Cela dit, le territoire est inégal sur le plan des revenus, si on se fie à l’indice de défavorisation des écoles du ministère de l’Éducation. On y trouve certains quartiers très bourgeois: Saraguay, Cartierville au nord du boulevard Gouin, des portions du Sault-au-Récollet, d’Ahuntsic et de Saint-Sulpice.

À l’inverse, plusieurs territoires sont marqués par la pauvreté, parfois extrême, comme Cartierville aux environs de Grenet/Lachapelle, Saint-Simon ou Bordeaux, près du chemin de fer, ainsi que le sud-est du Sault-au-Récollet. Selon le quartier, on trouve donc les gens parmi les plus aisés de Montréal et certains parmi les plus pauvres. La classe moyenne est installée un peu partout. L’offre immobilière colle à cette disparité de revenus.

Immeuble à logements à Cartierville. (Photo: François Robert-Durand, archives JDV)

Population et logements

Si le revenu annuel médian des 15 ans et plus dans l’arrondissement est de 29 062 $, 20 % des ménages ont un revenu annuel de plus de 100 000 $ (4,1 % ont des revenus de plus de 200 000 $) et 16 % de moins de 20 000 $, selon le Portrait sociodémographique de l’arrondissement Ahuntsic-Cartierville tiré des données du recensement de 2016 (derniers chiffres disponibles).

Fait à signaler, environ un ménage sur cinq (17,3 %), soit plus de 22 000 des 134 245 habitants de l’arrondissement, est dans une situation de faible revenu. On dénombre aussi près de 22 000 familles avec enfants.

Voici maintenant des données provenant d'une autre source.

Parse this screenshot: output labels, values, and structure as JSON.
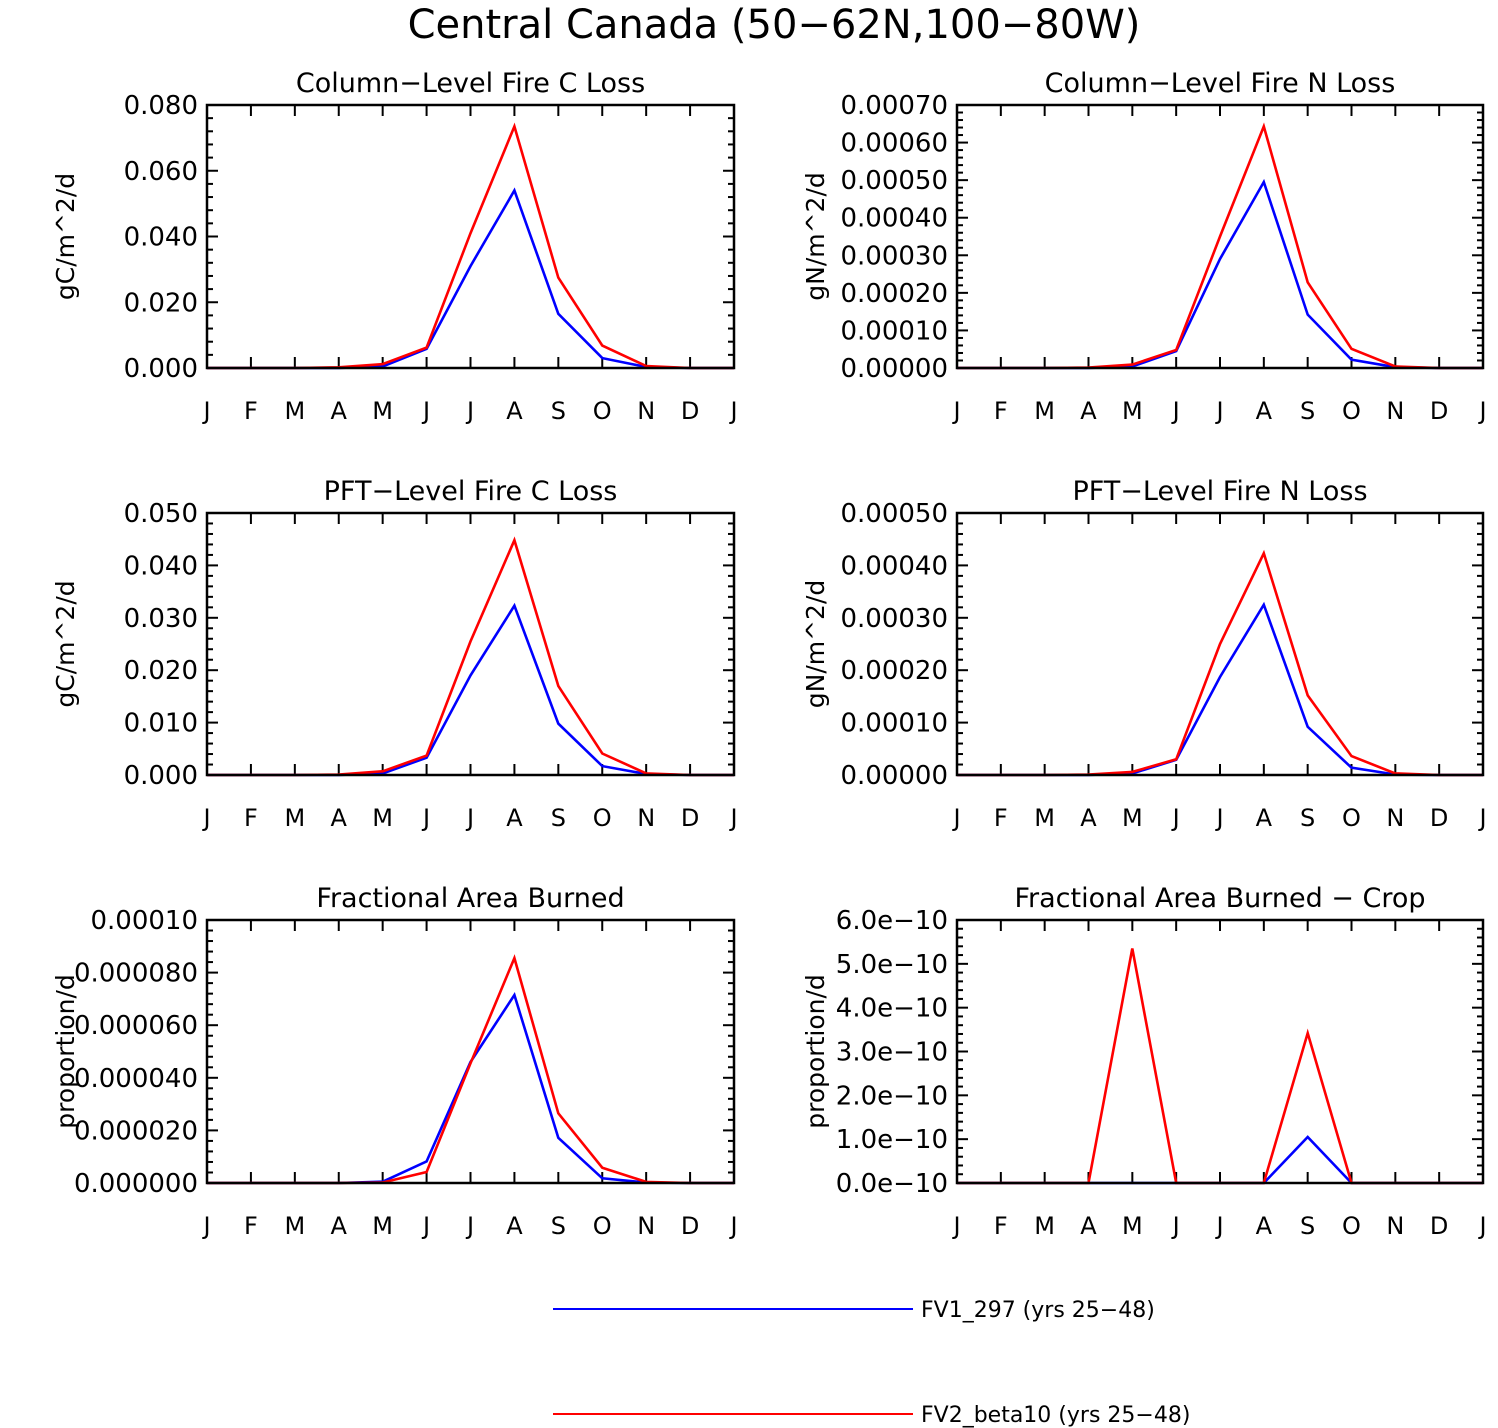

Ahuntsic-Cartierville compte près de 60 000 logements: 17 % sont des condominiums. À 61 %, les locataires sont majoritaires (la moyenne montréalaise est de 65,6 %). Le logement moyen compte trois ou quatre pièces. Certains sont surpeuplés: 11 % seraient de taille insuffisante pour ses occupants!

Le parc immobilier de l’arrondissement est vieux, car 40 % des logements, toutes catégories confondues, ont été construits avant 1961. Fait à signaler: 7 % auraient besoin de réparations majeures.

Un ménage sur trois consacre le tiers de ses revenus à se loger. Il s’agit d’une proportion acceptable selon les spécialistes des finances personnelles. Par contre, un autre tiers consacre plus de 30 % de ses revenus à ce chapitre. Dans l’arrondissement, 41,7 % des gens vivent seuls, ce qui s’apparente à la moyenne montréalaise.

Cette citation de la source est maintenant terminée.